Сергея так и подмывало встать и уйти, но что-то удерживало его. Наверное, профессиональное любопыт­ство: такого редкого типа, как Земельский, не каждый день встретишь. Давняя злость на него прошла, и вообще, старик стал сдавать — поглупел, что ли? Уж он-то должен бы знать, что его, Сергея, пугать такими пу­стяками — только время терять. Прошли те времена, ко­гда на каждую анонимку обращали внимание, создавали комиссии, расследования. Теперь норовят самого ано­нимщика за кляузную лапу схватить!

— Так что же вы от меня хотите? — спросил Сергей.

— Я хочу, чтобы Юра уехал отсюда со мной. Я знаю, что ты ему запрещаешь это делать.

«Ничего ты не знаешь, старый осёл! — сердито поду­мал Сергей. — Я никогда ему не запрещал ездить к вам», а вслух сказал:

— А если он не хочет?

— Чем ему у меня плохо? В доме всё есть. Я ему ни в чем не отказываю.

— Даже в деньгах на карманные расходы, — усмех­нулся Сергей.

— Мне ничего не жалко для своих, — веско сказал Земельский.

— А вам не приходило в голову, что, давая деньги мальчишке, вы его развращаете? Зачем зарабатывать, когда есть добрый дедушка? Ведь вы со своими десятка­ми тысяч тоже не вечны, а ему нужно будет строить свою собственную жизнь. Зачем же вы такую свинью подкладываете своему... гм... единственному внуку? Зачем хотите убить у него самостоятельность, радость первого заработка? Уверяю вас, заработать деньги чест­ным трудом куда приятнее, чем...

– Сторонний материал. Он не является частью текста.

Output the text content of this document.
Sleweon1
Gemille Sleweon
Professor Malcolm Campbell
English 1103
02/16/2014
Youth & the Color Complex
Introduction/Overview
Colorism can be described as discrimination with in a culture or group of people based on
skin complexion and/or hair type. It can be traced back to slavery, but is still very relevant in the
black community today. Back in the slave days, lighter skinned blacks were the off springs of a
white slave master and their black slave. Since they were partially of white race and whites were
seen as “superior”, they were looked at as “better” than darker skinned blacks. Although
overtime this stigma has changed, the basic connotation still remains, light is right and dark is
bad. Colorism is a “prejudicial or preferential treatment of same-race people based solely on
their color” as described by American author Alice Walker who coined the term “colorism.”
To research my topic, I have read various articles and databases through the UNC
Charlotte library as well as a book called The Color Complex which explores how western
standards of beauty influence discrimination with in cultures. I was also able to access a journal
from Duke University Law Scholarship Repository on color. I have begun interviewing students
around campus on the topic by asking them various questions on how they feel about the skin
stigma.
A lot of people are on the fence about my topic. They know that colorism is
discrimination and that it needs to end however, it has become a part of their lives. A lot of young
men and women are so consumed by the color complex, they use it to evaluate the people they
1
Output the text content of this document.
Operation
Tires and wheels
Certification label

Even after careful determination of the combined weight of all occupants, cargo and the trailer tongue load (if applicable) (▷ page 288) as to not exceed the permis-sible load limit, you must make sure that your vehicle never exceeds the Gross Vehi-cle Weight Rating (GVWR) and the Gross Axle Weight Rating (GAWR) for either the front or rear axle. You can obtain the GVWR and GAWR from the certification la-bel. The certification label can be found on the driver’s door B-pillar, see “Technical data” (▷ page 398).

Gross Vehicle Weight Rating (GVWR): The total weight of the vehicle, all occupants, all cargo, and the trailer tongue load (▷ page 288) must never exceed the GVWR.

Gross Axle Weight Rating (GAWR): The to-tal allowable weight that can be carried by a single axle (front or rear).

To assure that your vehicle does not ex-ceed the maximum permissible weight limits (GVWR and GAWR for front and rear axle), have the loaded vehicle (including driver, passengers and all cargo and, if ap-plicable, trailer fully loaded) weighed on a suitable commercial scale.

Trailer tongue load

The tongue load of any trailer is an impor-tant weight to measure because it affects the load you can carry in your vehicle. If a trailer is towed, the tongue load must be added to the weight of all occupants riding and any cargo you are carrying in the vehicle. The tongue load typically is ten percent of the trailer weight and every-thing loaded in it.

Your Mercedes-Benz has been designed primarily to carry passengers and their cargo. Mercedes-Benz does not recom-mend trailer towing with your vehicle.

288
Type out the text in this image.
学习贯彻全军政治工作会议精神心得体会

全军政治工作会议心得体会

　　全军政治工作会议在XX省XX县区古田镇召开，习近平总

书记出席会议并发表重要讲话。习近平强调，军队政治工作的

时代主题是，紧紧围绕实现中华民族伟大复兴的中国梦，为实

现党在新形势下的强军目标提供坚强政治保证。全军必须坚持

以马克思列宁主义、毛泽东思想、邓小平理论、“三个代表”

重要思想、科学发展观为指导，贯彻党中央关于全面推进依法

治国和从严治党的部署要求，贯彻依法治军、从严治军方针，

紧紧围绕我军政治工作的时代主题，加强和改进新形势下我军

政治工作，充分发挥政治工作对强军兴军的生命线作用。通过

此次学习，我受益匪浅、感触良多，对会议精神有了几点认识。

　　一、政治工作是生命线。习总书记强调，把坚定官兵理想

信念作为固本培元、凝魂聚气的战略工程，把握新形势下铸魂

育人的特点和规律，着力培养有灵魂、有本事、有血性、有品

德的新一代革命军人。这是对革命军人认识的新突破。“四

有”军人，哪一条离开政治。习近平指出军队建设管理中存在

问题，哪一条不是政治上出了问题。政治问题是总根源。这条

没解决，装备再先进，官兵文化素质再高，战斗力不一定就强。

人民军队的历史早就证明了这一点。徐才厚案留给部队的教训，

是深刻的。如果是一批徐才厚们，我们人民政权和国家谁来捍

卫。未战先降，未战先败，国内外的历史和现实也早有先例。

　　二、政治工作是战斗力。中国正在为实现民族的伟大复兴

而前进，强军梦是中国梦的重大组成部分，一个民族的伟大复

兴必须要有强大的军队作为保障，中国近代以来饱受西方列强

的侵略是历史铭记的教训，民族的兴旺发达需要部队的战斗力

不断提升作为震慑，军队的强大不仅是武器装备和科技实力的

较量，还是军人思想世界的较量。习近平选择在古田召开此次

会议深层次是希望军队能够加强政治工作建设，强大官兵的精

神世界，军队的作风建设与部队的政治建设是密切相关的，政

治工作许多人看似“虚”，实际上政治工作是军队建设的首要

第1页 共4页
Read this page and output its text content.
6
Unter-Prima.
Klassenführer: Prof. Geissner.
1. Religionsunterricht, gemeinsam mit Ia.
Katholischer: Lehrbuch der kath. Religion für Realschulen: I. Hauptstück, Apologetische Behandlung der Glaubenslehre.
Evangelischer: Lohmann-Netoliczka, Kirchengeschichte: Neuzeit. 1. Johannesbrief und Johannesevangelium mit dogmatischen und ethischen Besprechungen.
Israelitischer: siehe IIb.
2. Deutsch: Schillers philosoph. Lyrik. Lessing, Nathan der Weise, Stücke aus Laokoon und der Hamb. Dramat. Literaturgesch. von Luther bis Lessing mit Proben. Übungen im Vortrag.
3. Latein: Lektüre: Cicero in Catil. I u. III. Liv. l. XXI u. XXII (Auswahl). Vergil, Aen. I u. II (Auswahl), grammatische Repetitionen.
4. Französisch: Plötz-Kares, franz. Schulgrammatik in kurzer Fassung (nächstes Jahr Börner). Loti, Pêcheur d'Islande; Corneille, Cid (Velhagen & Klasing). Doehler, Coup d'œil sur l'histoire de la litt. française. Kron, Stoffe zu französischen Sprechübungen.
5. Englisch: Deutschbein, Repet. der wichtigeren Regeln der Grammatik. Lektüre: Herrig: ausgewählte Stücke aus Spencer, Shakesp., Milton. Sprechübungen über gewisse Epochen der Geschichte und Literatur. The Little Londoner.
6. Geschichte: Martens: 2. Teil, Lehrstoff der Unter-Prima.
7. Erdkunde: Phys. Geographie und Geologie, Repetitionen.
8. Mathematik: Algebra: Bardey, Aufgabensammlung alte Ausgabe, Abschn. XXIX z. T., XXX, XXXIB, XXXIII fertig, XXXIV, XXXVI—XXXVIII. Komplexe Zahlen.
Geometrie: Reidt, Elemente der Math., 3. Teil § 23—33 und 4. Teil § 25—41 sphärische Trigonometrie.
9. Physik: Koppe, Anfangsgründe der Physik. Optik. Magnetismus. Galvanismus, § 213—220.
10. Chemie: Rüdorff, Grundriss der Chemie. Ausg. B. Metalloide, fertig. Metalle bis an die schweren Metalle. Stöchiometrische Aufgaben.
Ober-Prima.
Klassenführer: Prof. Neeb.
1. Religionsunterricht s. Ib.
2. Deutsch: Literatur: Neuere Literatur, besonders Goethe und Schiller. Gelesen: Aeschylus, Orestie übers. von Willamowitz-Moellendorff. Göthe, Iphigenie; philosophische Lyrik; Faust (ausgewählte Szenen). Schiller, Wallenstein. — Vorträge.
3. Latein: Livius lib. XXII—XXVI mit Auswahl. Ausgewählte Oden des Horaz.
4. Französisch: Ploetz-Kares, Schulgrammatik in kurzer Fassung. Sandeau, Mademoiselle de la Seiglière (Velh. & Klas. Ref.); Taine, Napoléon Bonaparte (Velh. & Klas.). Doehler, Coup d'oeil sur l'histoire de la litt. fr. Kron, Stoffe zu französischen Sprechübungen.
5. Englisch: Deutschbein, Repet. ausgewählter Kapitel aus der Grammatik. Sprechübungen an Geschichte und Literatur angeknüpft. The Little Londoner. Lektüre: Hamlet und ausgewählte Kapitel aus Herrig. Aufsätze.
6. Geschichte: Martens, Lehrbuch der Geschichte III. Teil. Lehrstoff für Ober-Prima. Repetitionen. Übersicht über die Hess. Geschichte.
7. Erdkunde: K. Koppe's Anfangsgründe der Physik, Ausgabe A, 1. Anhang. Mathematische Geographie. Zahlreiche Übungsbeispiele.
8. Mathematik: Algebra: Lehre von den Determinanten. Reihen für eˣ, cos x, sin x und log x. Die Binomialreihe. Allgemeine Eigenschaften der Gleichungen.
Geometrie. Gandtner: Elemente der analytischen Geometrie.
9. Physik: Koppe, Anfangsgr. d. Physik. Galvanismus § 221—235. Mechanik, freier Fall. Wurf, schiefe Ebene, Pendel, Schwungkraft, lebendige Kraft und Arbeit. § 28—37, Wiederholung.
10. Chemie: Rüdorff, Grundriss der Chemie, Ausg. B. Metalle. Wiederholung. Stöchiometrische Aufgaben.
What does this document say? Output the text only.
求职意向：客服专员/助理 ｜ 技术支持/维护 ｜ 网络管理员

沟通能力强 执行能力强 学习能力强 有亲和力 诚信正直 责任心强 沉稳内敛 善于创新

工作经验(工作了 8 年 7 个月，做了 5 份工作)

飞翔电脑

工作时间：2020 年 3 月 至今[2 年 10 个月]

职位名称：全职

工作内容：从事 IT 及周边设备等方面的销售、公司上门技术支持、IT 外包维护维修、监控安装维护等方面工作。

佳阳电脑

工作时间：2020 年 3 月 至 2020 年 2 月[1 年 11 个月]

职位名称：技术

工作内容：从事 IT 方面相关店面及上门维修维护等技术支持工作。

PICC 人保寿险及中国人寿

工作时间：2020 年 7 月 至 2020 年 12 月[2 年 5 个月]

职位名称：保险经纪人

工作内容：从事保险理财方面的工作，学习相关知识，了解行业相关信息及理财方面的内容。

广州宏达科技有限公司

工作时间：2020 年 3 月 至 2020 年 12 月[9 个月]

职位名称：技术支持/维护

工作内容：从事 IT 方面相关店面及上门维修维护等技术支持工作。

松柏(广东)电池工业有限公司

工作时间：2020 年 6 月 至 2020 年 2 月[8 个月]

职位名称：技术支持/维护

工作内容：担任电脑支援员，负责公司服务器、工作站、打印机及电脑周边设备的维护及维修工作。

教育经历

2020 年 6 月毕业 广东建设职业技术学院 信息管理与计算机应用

— Я деньги не ворую, — перебил Земельский. — И на станке фальшивки не печатаю.

— Я не против, чтобы он к вам ездил, но не обращай­те его в свою веру. Не будет он таким, как вы. И потом, это невозможно: таких, как вы, один на миллион!

Земельский цепко посмотрел на него, так и не поняв, комплимент это или оскорбление. А Сергей и не соби­рался ему разъяснять.

— Каждый человек всё меряет на свой аршин, — продолжал он. — Вот вы сказали, что я восстанавливаю сына против вас. А ведь это вы его с пеленок настраи­вали против меня! Вы ему такие фантастические картины рисовали, что бедный мальчишка первое время смотрел на меня как на чудовище. Я презирал бы себя, если бы повторил вашу ошибку. Так что успокойтесь, я и слова плохого о вас не сказал в его присутствии. Просто он под­рос, поумнел и сам научился разбираться в людях.

— Мои близкие меня уважают, — убеждённо сказал Николай Борисович. — Я для них всё сделал, что толь­ко возможно было. И дочь и сын закончили лучшие учеб­ные заведения страны. Имеют отдельные квартиры, об­ставленные дорогой мебелью. На моей даче они не гости, а хозяева. Моим детям каждый может позавидовать. Всё, что им нравится, они имеют возможность купить. Мне для них ничего не жалко.

«Поэтому твои дорогие дети и выросли эгоистами и типичными потребителями, — подумал Сергей. — При­выкли только брать и ничего не давать».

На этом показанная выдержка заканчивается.